IKEv2 — Best for Mobile
Handles network switching better than any other protocol. When you move from WiFi to mobile data, IKEv2 reconnects almost instantly. Battery usage on mobile is lower than OpenVPN. Use on mobile devices. If IKEv2 is blocked on the network you're using, fall back to WireGuard or OpenVPN.
Obfuscated Protocols — For Restrictive Networks
Some networks actively detect and block VPN traffic. Obfuscated protocols disguise VPN traffic as regular HTTPS. ProtonVPN's Stealth protocol bypassed every detection tool we tested. NordVPN's Obfuscated Servers use a similar approach. Use when: you're in a country that actively blocks VPNs, your corporate network blocks VPN connections, or standard protocols aren't connecting.
The Decision Tree
Restrictive network (corporate, censored country)? Use Stealth / Obfuscated Servers / OpenVPN TCP port 443. Mobile device, switching networks frequently? Use IKEv2 or WireGuard. Using ExpressVPN? Use Lightway. Using NordVPN? Use NordLynx. Everything else? Use WireGuard.
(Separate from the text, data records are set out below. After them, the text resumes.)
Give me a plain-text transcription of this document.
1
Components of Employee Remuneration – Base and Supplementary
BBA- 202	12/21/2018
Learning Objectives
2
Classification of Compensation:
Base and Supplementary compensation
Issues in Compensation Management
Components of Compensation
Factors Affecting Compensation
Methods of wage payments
One Setting Worth Checking
Whatever protocol you're using: make sure 'auto-connect on startup' is enabled if you want permanent VPN coverage. Make sure the kill switch is on. A fast protocol is useless if the connection drops and your real traffic is exposed before it reconnects. Protocol selection is fine-tuning. Kill switch and DNS leak protection are the fundamentals.
Frequently Asked Questions
Which VPN protocol is safest?
WireGuard and OpenVPN both offer excellent security. Stick with the provider's default unless you have a specific reason to change.
Is WireGuard less private than OpenVPN?
Raw WireGuard stores the last-seen IP in memory. Every mainstream VPN solves this with a double NAT wrapper (NordLynx, Proton, etc.). In practice — no.
Should I use TCP or UDP?
UDP for speed. TCP (on port 443) for restrictive networks.